As discussed previously in this blog, trust requires openness and voice. Openness about errors, receptiveness to explanations, in an attention ‘to work it out’ when problems arise. (See item 259 on parrhesia). Positive rhetoric is needed to cross cognitive distance, trying to achieve mutual understanding and moral compatibility.
In communication, one will in the first attempt try to assimilate what the other says and does into one’s existing cognitive framework (in a wide sense, including moral considerations). If that fails, in the second approach one may try to accommodate one’s framework to enable assimilation. Creative use of metaphor by the other helps.
Since trust is at stake when expectations are not fulfilled, one should not elicit unrealistic expectations, not pimp one’s promises. That is often what rhetoric is tempted to do, and the intention may be positive, but the effect is likely to be negative. Intentionally false promises are outright negative. Politicians, in particular during elections, are tempted, and thereby lose trust. Negative also is the inability or refusal to listen, or to listen only to what one wants to hear, such as false promises.
An effective negative ploy of rhetoric is the following. When confronted with inconvenient criticism or a difficult question, do not respond to the substance of it but retaliate by making the other’s motives suspect, or conducting an attack dressed up as a rhetorical question. ‘Are you serious?’. ‘ Do you always conduct such aggressive questions?’. ‘Who do you think you are to ask me questions like that?’ This ploy has a triple benefit. It avoids the issue. It turns a challenge to defend into an attack. And how can the other possibly prove that his/her intentions are good?

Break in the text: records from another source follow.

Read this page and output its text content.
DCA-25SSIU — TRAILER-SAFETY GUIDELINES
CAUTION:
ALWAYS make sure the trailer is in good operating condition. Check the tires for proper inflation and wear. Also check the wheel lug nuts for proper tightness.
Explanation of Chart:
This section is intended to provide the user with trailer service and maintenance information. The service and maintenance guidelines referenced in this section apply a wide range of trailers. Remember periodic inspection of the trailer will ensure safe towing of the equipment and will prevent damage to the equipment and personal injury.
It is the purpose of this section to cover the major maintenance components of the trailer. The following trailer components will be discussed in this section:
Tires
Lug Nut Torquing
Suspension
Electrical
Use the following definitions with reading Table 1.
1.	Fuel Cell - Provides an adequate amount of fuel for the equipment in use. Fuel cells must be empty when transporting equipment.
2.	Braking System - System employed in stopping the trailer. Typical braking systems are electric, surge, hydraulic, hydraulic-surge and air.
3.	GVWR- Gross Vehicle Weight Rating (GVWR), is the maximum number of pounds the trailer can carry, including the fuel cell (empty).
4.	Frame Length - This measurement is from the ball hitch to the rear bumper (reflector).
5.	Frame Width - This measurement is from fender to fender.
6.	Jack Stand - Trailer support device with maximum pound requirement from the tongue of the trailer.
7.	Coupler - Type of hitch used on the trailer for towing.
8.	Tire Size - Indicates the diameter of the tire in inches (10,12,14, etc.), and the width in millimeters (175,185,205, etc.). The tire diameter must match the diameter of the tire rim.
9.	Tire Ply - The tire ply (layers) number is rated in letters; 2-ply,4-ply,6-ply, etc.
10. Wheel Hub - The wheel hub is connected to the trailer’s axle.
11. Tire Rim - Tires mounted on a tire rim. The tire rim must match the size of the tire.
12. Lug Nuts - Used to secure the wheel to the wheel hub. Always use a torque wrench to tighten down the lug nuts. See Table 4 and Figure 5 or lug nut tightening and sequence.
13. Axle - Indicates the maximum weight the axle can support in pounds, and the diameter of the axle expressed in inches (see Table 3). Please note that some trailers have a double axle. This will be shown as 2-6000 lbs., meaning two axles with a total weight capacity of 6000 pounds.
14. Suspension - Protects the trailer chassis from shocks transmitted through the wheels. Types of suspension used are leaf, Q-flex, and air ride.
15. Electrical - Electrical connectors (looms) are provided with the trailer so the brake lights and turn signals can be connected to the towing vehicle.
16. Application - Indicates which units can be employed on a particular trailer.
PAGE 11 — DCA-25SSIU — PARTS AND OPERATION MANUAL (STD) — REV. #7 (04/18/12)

I was recently confronted with this ploy. I responded with a challenge to respond to the question I had posed. The dialogue ended in a shouting match. I was wrong. Shouting is always wrong. And I should have framed my question more sensitively, avoiding any tone of aggression or condemnation that may have lurked in it. That also is part of positive rhetoric.
Another negative form of rhetoric is projection (a notion derived from Freud). It entails seeking to see and interpret the actions of the other according to how one would have acted oneself. This clearly blocks understanding the other.
Yet another, related, negative form is pre-emption: anticipating the other to react before he/she does it. In particular when it is a pre-emptive strike. ‘Of course you will not agree with me …’.
Now, how about framing and priming? One may frame a discourse, prompting a response, or prime the interlocutor, so as to create a disposition in your favour. This can be done with the choice of setting, mood, wording, and expression.
This can be positive and negative. Manipulative when crafted to dispose the other in one’s favour. Positive when honestly trying to provide the basis for mutual understanding. But does one always recognize which it is, in the other and in oneself?